Three out of four property managers say less than 25 per cent of apartment buildings have set aside adequate funding for such works, the report says.

And almost 90 per cent of managers say apartment buildings under their management – also known as multi-unit development (MUDs) – have been forced to raise additional levies. This arises when inadequate funds have been set aside and urgent spending is required.

The money that apartment owners set aside to refurbish and upgrade key common services in a complex such as lifts, roofs, pumps, fire alarm systems, boilers, carpets, etc are known as “sinking funds”.

The SCSI report warns that if a complex has an inadequate sinking fund and is unable to undertake these projects, the standard of the property will reduce, residents’ living standards will fall, and their health and safety may even be compromised.

In terms of making provision, the SCSI says lifts ought to have a lifespan of 20-25 years, while water pumps last up to 15 years, as do boilers. Fire alarms and carpets should survive for about a decade.
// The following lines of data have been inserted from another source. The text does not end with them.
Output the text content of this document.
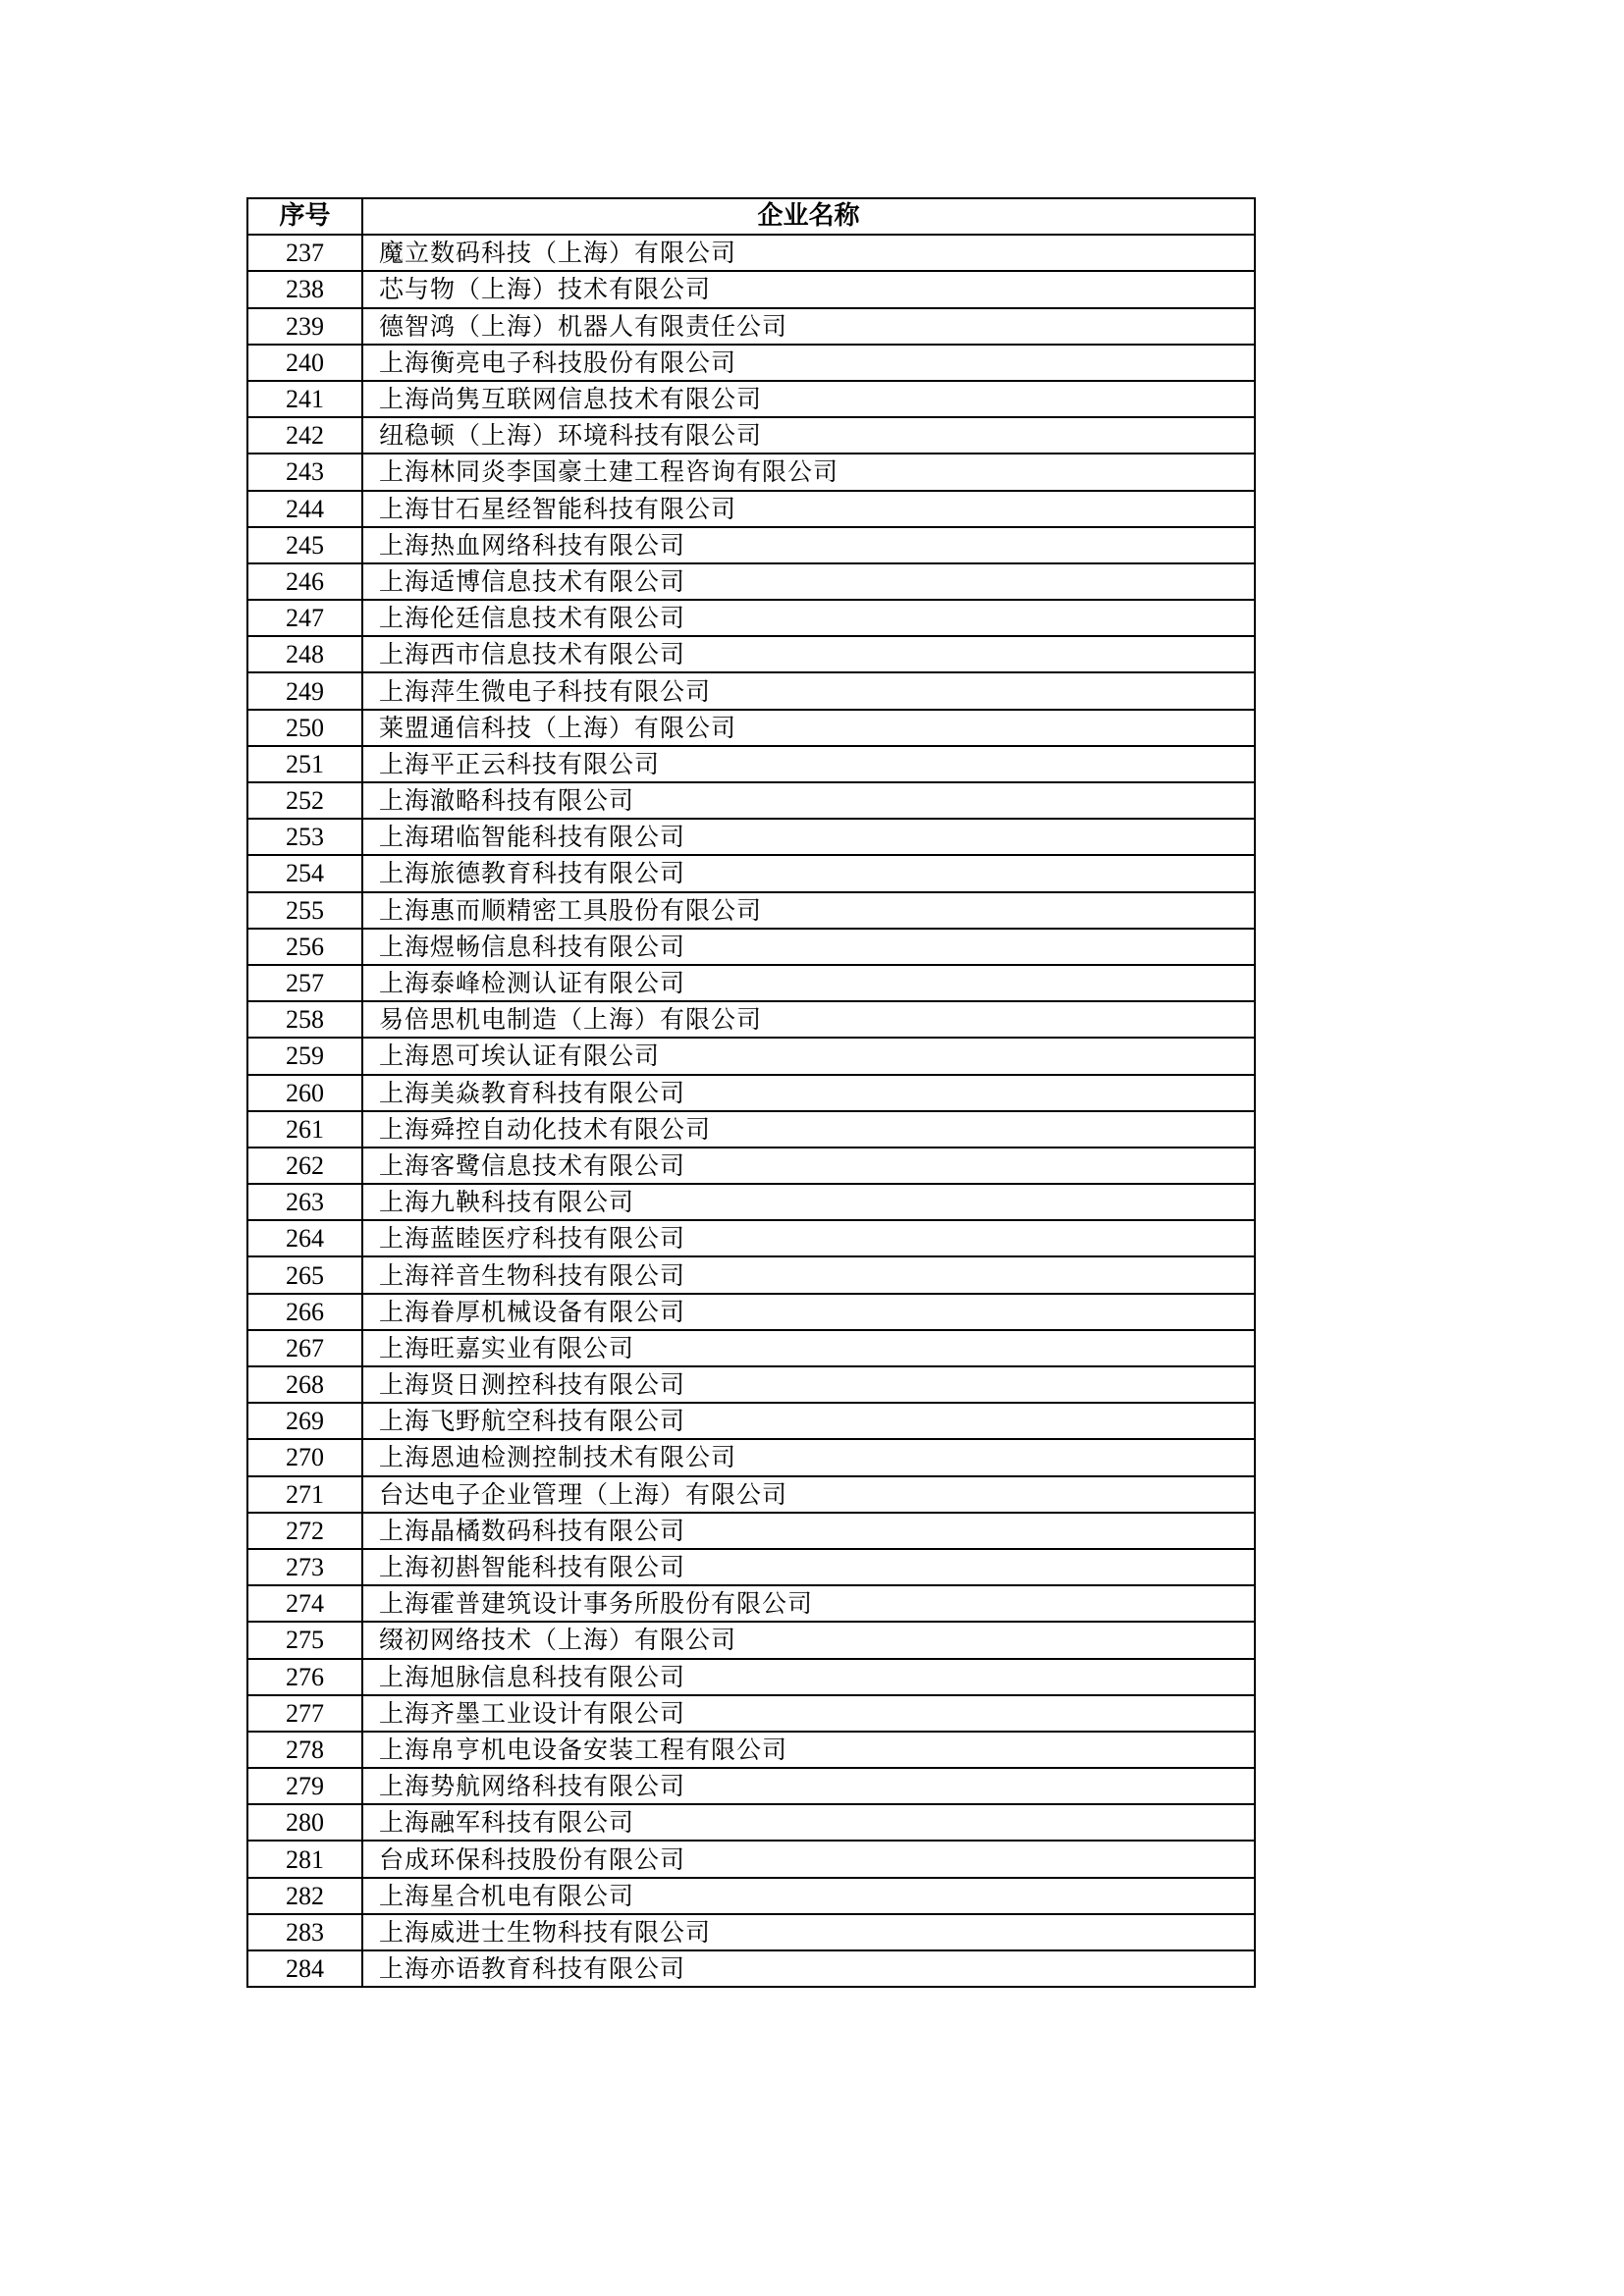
序号	企业名称
237	魔立数码科技（上海）有限公司
238	芯与物（上海）技术有限公司
239	德智鸿（上海）机器人有限责任公司
240	上海衡亮电子科技股份有限公司
241	上海尚隽互联网信息技术有限公司
242	纽稳顿（上海）环境科技有限公司
243	上海林同炎李国豪土建工程咨询有限公司
244	上海甘石星经智能科技有限公司
245	上海热血网络科技有限公司
246	上海适博信息技术有限公司
247	上海伦廷信息技术有限公司
248	上海西市信息技术有限公司
249	上海萍生微电子科技有限公司
250	莱盟通信科技（上海）有限公司
251	上海平正云科技有限公司
252	上海澈略科技有限公司
253	上海珺临智能科技有限公司
254	上海旅德教育科技有限公司
255	上海惠而顺精密工具股份有限公司
256	上海煜畅信息科技有限公司
257	上海泰峰检测认证有限公司
258	易倍思机电制造（上海）有限公司
259	上海恩可埃认证有限公司
260	上海美焱教育科技有限公司
261	上海舜控自动化技术有限公司
262	上海客鹭信息技术有限公司
263	上海九鞅科技有限公司
264	上海蓝睦医疗科技有限公司
265	上海祥音生物科技有限公司
266	上海眷厚机械设备有限公司
267	上海旺嘉实业有限公司
268	上海贤日测控科技有限公司
269	上海飞野航空科技有限公司
270	上海恩迪检测控制技术有限公司
271	台达电子企业管理（上海）有限公司
272	上海晶橘数码科技有限公司
273	上海初斟智能科技有限公司
274	上海霍普建筑设计事务所股份有限公司
275	缀初网络技术（上海）有限公司
276	上海旭脉信息科技有限公司
277	上海齐墨工业设计有限公司
278	上海帛亨机电设备安装工程有限公司
279	上海势航网络科技有限公司
280	上海融军科技有限公司
281	台成环保科技股份有限公司
282	上海星合机电有限公司
283	上海威进士生物科技有限公司
284	上海亦语教育科技有限公司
The report, Sinking Funds in Apartments – Meeting the Challenge, collected data from nine large managing agent companies that provided data on 632 developments containing 52,600 properties.

‘Worrying’ findings

The lead author of the report, Finbar McDonnell, described the findings as “worrying” and said the issue needed to be addressed “urgently”, not just by Government, but also by individual apartment owners.

“The vast majority of property managers told us that the reason apartment buildings haven’t set aside sufficient funds is because property owners do not wish to pay increased service charges now, in order to build a sinking fund for the future,” he said.

“In the MUD Act 2011, it was suggested that all owners contribute €200 annually to a sinking fund. This guideline figure has been found in many cases to be much less than is required.

“Any future amendment to the MUD Act should make it a requirement that a dedicated sinking fund be established from year one. For new MUDs, we believe the sinking fund contribution should be included in annual charges to owners from the outset.”

Mr McDonnell said apartment owners needed to prepare “building investment fund reports”, which quantify the cost of a building’s wasting or depreciating assets, and the funding required to maintain or replace them.

According to the study, six out of seven MUDs have not prepared such a report. Mr McDonnell said this “head in the sand” approach would lead to “huge problems” for owners in the future.

There are more than 204,000 occupied apartments in the State, according to the latest census. Mr McDonnell said the numbers were likely to increase further in the coming years.

“Apartment owners, estate agents and all other stakeholders need to be better educated about sinking funds and how having an adequately resourced one is in their own interests and represents an investment, not a cost,” he said.